From recounting the intricate details and controversies behind the peace treaty that ended the First World War, Margaret MacMillan, the award-winning historian and author of the international bestseller Paris 1919: Six Months That Changed the World, has moved back in time to consider the origins of “the war to end wars.” Her new book, The War that Ended Peace: The Road to 1914, will be out this fall – in anticipation of the 100th anniversary of the war next August.Meanwhile, the Toronto-born historian is briefly back in Canada from her post as warden of St. Antony’s College at the University of Oxford.
Besides visiting family and friends, and picking up an honorary degree from Huron College (an affiliate of the University of Western Ontario), she is delivering a lecture next week on “How Wars Start: The Outbreak of the First World War.”
In a wide-ranging conversation with The Globe and Mail, Dr. MacMillan talks about her love of narrative history, her compulsion to bring characters from the past alive through anecdotes, her insistence on sticking to the facts and her very real worry that the tensions in Syria today echo conflicts in the Balkans a century ago – a time when, as Winston Churchill later wrote, the “terrible ifs accumulate[d],” and the world was engulfed in a devastating and total war.
Why are we still haunted by the First World War?
Because we still don’t know what to make of it. We’re still horrified by the loss, by the sense that it may have all been a mistake, by the sheer waste, and by what happened afterward. Nothing much was settled, it helped to brutalize European society, to breed ideologies like fascism and Bolshevism, to prepare the way for the horrors that came in the 1920s and 1930s and the Second World War. It’s also a war that created the modern world. It had its greatest impact on Europe, of course, but it shaped Canada and Australia, helped to speed the rise of the United States to superpower status, and redrew the map of much of the world. It was a watershed that remains one of the greatest historical puzzles.
You talk about the loss and the waste, but the war also prompted a huge and poignant outpouring of writing, painting and memorial art. Is that part of its pull?
That adds to it.
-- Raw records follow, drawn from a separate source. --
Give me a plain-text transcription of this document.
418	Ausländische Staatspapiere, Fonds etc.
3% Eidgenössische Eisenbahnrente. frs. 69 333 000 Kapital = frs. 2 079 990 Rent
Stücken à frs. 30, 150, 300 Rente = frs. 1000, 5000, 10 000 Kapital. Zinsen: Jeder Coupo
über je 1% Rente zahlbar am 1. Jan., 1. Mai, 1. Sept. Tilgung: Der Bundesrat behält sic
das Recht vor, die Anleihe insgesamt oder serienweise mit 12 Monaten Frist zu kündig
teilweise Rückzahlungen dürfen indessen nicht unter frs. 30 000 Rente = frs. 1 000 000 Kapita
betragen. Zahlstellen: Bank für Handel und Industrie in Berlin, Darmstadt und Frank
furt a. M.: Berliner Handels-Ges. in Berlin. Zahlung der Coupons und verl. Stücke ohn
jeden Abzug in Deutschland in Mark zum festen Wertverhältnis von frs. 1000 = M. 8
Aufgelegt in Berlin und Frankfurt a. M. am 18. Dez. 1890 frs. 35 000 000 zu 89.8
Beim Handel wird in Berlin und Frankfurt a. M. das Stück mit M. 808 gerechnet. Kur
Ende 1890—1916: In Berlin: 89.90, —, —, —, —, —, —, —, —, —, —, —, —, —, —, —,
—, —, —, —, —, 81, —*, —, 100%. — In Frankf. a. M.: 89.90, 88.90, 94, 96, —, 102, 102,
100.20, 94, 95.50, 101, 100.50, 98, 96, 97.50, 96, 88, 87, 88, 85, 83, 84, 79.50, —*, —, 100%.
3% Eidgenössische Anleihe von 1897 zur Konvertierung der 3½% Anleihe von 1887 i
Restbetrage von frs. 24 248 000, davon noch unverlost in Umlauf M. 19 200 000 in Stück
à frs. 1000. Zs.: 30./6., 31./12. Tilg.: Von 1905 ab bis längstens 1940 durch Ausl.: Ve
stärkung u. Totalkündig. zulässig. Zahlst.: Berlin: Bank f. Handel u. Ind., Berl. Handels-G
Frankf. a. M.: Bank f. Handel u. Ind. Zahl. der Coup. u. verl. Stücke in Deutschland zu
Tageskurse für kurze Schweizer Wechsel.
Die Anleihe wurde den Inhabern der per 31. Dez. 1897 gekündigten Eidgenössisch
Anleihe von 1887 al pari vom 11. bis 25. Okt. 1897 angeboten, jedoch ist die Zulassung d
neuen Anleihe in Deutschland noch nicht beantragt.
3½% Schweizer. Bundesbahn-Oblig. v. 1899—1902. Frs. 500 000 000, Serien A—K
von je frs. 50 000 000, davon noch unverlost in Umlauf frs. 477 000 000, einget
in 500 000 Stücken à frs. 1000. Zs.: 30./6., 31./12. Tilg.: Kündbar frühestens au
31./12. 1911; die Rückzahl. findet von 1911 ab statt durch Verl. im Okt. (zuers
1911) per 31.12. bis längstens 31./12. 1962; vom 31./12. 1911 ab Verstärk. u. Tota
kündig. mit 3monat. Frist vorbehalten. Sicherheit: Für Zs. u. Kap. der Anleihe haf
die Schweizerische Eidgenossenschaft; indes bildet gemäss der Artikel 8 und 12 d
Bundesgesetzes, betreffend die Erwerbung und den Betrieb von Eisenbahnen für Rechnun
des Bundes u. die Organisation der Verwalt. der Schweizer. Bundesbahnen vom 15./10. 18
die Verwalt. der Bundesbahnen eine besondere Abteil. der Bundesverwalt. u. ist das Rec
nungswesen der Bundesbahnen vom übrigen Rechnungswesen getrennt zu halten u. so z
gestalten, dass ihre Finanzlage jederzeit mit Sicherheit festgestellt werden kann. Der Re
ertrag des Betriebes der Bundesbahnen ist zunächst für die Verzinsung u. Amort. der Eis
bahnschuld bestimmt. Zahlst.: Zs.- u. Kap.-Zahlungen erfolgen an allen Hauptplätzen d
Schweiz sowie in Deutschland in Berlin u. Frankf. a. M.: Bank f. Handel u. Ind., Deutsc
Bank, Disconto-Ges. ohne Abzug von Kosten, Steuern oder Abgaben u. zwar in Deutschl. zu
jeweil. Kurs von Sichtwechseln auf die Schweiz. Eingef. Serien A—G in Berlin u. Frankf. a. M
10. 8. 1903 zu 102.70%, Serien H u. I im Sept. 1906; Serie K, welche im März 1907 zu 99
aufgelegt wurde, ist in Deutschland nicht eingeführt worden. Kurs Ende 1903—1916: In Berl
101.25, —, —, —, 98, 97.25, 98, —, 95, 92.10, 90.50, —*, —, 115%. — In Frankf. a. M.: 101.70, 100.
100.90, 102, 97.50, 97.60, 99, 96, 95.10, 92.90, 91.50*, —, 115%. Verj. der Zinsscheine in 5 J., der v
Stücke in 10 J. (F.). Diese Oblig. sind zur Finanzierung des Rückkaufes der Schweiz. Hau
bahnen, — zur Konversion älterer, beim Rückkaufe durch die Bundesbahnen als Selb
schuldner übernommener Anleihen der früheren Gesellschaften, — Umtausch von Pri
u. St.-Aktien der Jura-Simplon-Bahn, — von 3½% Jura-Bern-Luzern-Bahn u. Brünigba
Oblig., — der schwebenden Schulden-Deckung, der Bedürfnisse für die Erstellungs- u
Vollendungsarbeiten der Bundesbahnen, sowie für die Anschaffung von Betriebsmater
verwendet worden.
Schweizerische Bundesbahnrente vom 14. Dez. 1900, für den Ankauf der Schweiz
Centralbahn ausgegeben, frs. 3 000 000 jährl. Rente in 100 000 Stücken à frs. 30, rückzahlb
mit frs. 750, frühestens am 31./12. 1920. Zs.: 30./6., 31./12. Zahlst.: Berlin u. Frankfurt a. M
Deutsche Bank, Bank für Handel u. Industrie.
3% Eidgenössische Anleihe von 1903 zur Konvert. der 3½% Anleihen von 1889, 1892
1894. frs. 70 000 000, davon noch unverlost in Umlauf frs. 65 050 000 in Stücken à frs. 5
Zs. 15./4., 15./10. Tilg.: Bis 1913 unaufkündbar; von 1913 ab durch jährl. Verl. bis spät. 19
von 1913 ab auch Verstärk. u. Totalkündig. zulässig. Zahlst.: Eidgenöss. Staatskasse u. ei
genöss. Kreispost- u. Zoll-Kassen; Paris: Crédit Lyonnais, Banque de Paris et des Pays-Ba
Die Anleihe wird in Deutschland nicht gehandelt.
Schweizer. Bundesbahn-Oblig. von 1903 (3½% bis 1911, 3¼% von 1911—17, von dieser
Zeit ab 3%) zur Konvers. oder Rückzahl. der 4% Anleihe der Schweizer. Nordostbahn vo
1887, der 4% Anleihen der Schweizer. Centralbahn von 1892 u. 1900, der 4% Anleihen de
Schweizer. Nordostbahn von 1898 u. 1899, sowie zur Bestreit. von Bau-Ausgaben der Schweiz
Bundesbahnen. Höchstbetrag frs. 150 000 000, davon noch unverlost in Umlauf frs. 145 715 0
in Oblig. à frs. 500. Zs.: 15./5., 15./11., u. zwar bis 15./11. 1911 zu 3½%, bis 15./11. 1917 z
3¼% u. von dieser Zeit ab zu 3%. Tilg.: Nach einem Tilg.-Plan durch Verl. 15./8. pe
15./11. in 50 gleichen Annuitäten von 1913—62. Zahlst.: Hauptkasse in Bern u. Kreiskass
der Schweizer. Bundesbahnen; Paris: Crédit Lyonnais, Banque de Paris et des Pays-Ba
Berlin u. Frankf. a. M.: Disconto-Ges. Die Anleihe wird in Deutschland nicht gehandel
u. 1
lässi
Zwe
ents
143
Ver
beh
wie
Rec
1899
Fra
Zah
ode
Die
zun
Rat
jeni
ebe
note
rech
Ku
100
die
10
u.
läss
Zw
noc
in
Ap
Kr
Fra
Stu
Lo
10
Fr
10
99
People wrote memoirs, letters, poems and created wonderful art – dreadful, terrifying, but amazing paintings.
I’m thinking of John Singer Sargent’s painting Gassed of stumbling soldiers, each with a hand on the shoulder of the man ahead of him in line.
And the incredible blighted landscapes by Paul Nash, and of course, the Group of Seven, many of whom were war artists.
The war is now on the outer reaches of living memory for people whose ancestors came here as immigrants, seeking a better life, and yet who went back across the ocean to fight for the country they’d left. Is that another resonance?
A lot of my father’s family in Canada volunteered in the First World War because they saw it as a war that was defending the mother country. We all now remember the horror, but what seems extraordinary to me is how people kept on slogging through that horror for so long. The Russian armies finally began to collapse in 1917, but they survived for three years and discipline more or less held. The same is true of the French, and the British armies, the Canadian forces, the Germans, basically held until the end. That’s something I find absolutely extraordinary. I can’t imagine our societies going through something like what they went through for four years.
What is your take on the origins of the First World War?
I’m interested in the balance between big currents in history – the economies, the ideologies, social structures and so on – and the decisions that people have to make. At the heart of all these great decisions to go to war, there are human beings who have to say, “Yes, let’s do it,” or “No, we won’t do it.”